The husband is just one potential source of danger. After Eain’s American boyfriend, Ethan, dies, in Powder, she is quickly “cast as a tragic young fiancée” who takes her grieving mother to find her ashes in the Irish countryside. I was ordered to lead him to scatter his ashes. However, even though she told Ethan that he was going to propose to her parents, she never actually proposed. Although Eisne misses her chance to come clean and she ends up being complicit in “the secrets people kept, the lies they told,” this couplet may serve as an epigraph to this collection. do not have.
Teenage Roisine in “Belladonna” worries that Oliver harbors a secret that might endanger not only the time he spends helping his wife Anna run her herbal clinic, but also Anna herself. are doing. And in her yearning, hopeful “Brittle Things,” Ciara takes her 5-year-old son, who has never spoken to, hugged or kissed her parents, to speech therapy. But she hasn’t told her husband about it yet. This is because her husband’s concerns at home come second to concentrating on work.

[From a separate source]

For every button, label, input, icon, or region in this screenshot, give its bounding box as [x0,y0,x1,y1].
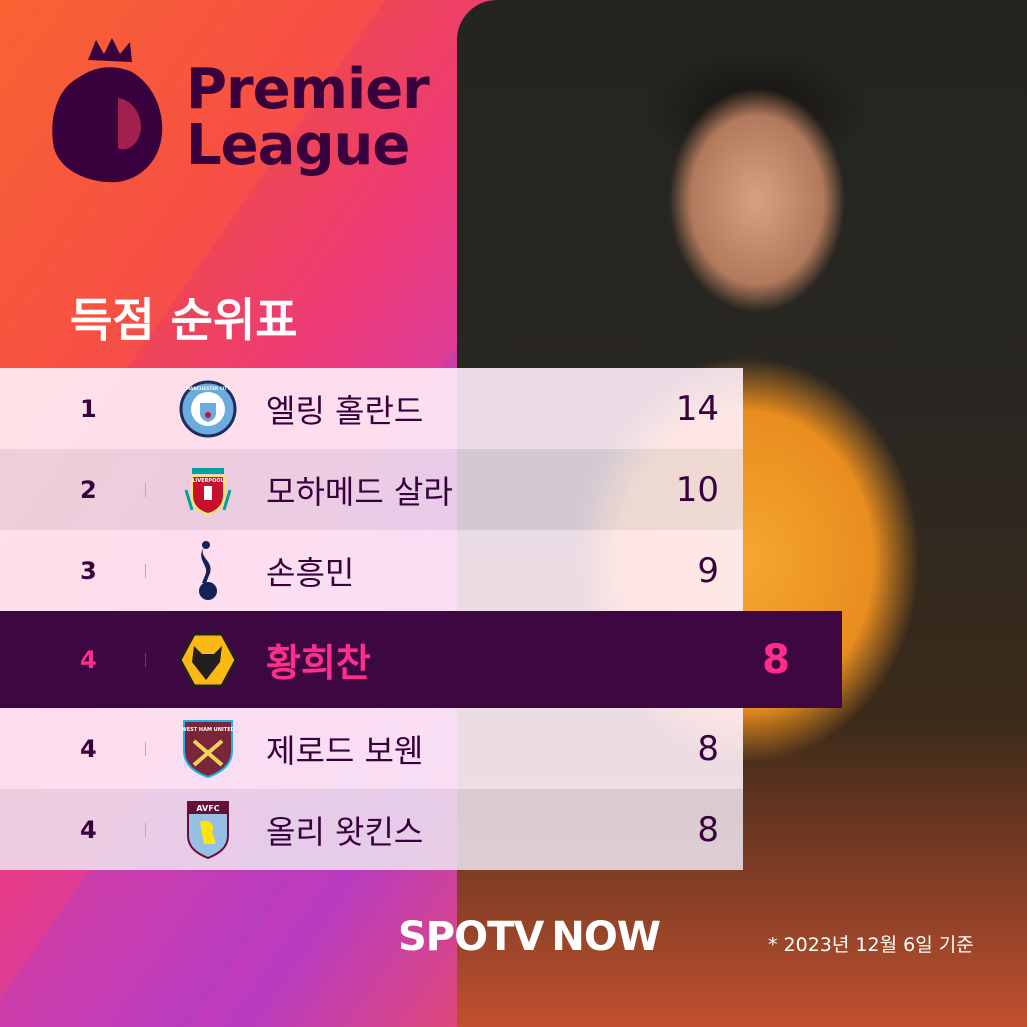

Kennedy listens for the beauty of words, such as the metrically primitive “Anna is tapping the primroses in the pot on the porch.” And she pays close attention to her characters’ regional accents and rhythmic nuances, occasionally translating them into “Not at all, he says. It’s not that expensive,” he even wrote.
Many women suffer in silence, out of exhaustion and resignation rather than weakness. But Mairead in “Sparing the Heather” is different. She enjoys both her husband and her lover, the man who rents her property, which leads to a subtly electric ending. Kennedy packs her life into these stories, but I love her entire novel about Mairead’s future, as well as several other novels she introduces in these captivating tales. welcome.